Да что толку в этих проклятиях? Всех их уносит ветер. Птичка каждое утро – в душе моей и в духе. Каждое утро она возбуждает мне кровь. В свое оправдание могу лишь сказать, что не было у меня иного выхода. Годами сдерживать страсть, видя по утрам нагой свою жену вполглаза, в серых сумерках рассвета, дело вовсе нелегкое. И я могу себе простить это бегство от жены к прекрасной и нежной незнакомке моих сновидений. Так вот я грешил по отношению к своей жене Амалии почти сорок лет.
Прошли все эти утра, прошли годы, лишь жестяной уродливый великан трещит по сей день.

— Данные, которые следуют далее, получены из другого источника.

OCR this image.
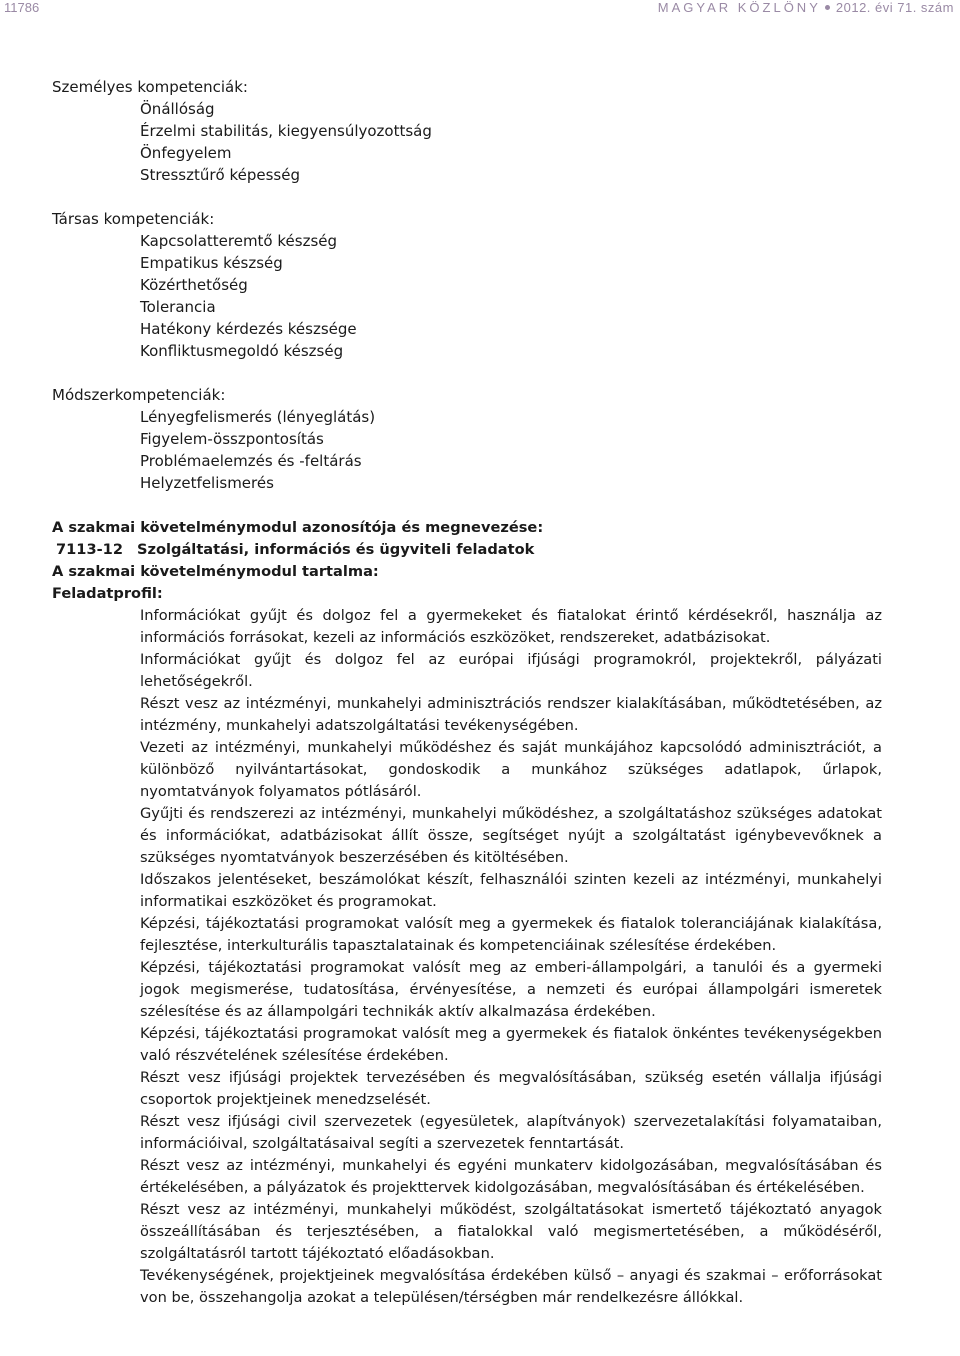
11786	MAGYAR KÖZLÖNY 2012. évi 71. szám

Személyes kompetenciák:

Önállóság
Érzelmi stabilitás, kiegyensúlyozottság
Önfegyelem
Stressztűrő képesség

Társas kompetenciák:

Kapcsolatteremtő készség
Empatikus készség
Közérthetőség
Tolerancia
Hatékony kérdezés készsége
Konfliktusmegoldó készség

Módszerkompetenciák:

Lényegfelismerés (lényeglátás)
Figyelem-összpontosítás
Problémaelemzés és -feltárás
Helyzetfelismerés
A szakmai követelménymodul azonosítója és megnevezése:
7113-12 Szolgáltatási, információs és ügyviteli feladatok
A szakmai követelménymodul tartalma:
Feladatprofil:
Információkat gyűjt és dolgoz fel a gyermekeket és fiatalokat érintő kérdésekről, használja az információs forrásokat, kezeli az információs eszközöket, rendszereket, adatbázisokat.
Információkat gyűjt és dolgoz fel az európai ifjúsági programokról, projektekről, pályázati lehetőségekről.
Részt vesz az intézményi, munkahelyi adminisztrációs rendszer kialakításában, működtetésében, az intézmény, munkahelyi adatszolgáltatási tevékenységében.
Vezeti az intézményi, munkahelyi működéshez és saját munkájához kapcsolódó adminisztrációt, a különböző nyilvántartásokat, gondoskodik a munkához szükséges adatlapok, űrlapok, nyomtatványok folyamatos pótlásáról.
Gyűjti és rendszerezi az intézményi, munkahelyi működéshez, a szolgáltatáshoz szükséges adatokat és információkat, adatbázisokat állít össze, segítséget nyújt a szolgáltatást igénybevevőknek a szükséges nyomtatványok beszerzésében és kitöltésében.
Időszakos jelentéseket, beszámolókat készít, felhasználói szinten kezeli az intézményi, munkahelyi informatikai eszközöket és programokat.
Képzési, tájékoztatási programokat valósít meg a gyermekek és fiatalok toleranciájának kialakítása, fejlesztése, interkulturális tapasztalatainak és kompetenciáinak szélesítése érdekében.
Képzési, tájékoztatási programokat valósít meg az emberi-állampolgári, a tanulói és a gyermeki jogok megismerése, tudatosítása, érvényesítése, a nemzeti és európai állampolgári ismeretek szélesítése és az állampolgári technikák aktív alkalmazása érdekében.
Képzési, tájékoztatási programokat valósít meg a gyermekek és fiatalok önkéntes tevékenységekben való részvételének szélesítése érdekében.
Részt vesz ifjúsági projektek tervezésében és megvalósításában, szükség esetén vállalja ifjúsági csoportok projektjeinek menedzselését.
Részt vesz ifjúsági civil szervezetek (egyesületek, alapítványok) szervezetalakítási folyamataiban, információival, szolgáltatásaival segíti a szervezetek fenntartását.
Részt vesz az intézményi, munkahelyi és egyéni munkaterv kidolgozásában, megvalósításában és értékelésében, a pályázatok és projekttervek kidolgozásában, megvalósításában és értékelésében.
Részt vesz az intézményi, munkahelyi működést, szolgáltatásokat ismertető tájékoztató anyagok összeállításában és terjesztésében, a fiatalokkal való megismertetésében, a működéséről, szolgáltatásról tartott tájékoztató előadásokban.
Tevékenységének, projektjeinek megvalósítása érdekében külső – anyagi és szakmai – erőforrásokat von be, összehangolja azokat a településen/térségben már rendelkezésre állókkal.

Он заполняет квартиру, из которой исчезли все голоса, изводящим душу звуком, и я продолжаю его накручивать каждый вечер.
Этот мерзкий будильник, задававший нам ритм жизни столько лет, продолжает и в эти одинокие мои ночи задавать ритм всех моих размышлений. Он мне ненавистен, эта уродина. Просто ненавистен! Ах, Амалия, Амалия, если бы только последовала моему совету вышвырнуть эту вещь, тишина и покой были бы в обители моего проживания. Господи! Проще простого протянуть руку к тарахтящему великану и остановить его шестеренки. И конец этому треску стольких лет! Квартира пуста. Я одинок. Могу делать, что мне заблагорассудится. Что было, то было, и не обязательно должно продолжаться. Но почему рука моя замирает? Не я, а рука моя не позволяет себе это сделать. Я уже болен желанием шума в этой безмолвной ночи. Но ветер свернулся в горах, будильник Амалии трещит, и я продолжаю его каждый вечер накручивать. И будет он продолжать свой бег, как все годы. Я ненавижу его. Господи, как я ненавижу эту старую жестянку, оглушающую меня. Но нет у меня сил – протянуть руку к вещам Амалии. Не дозволена мне власть над брошенными вещами.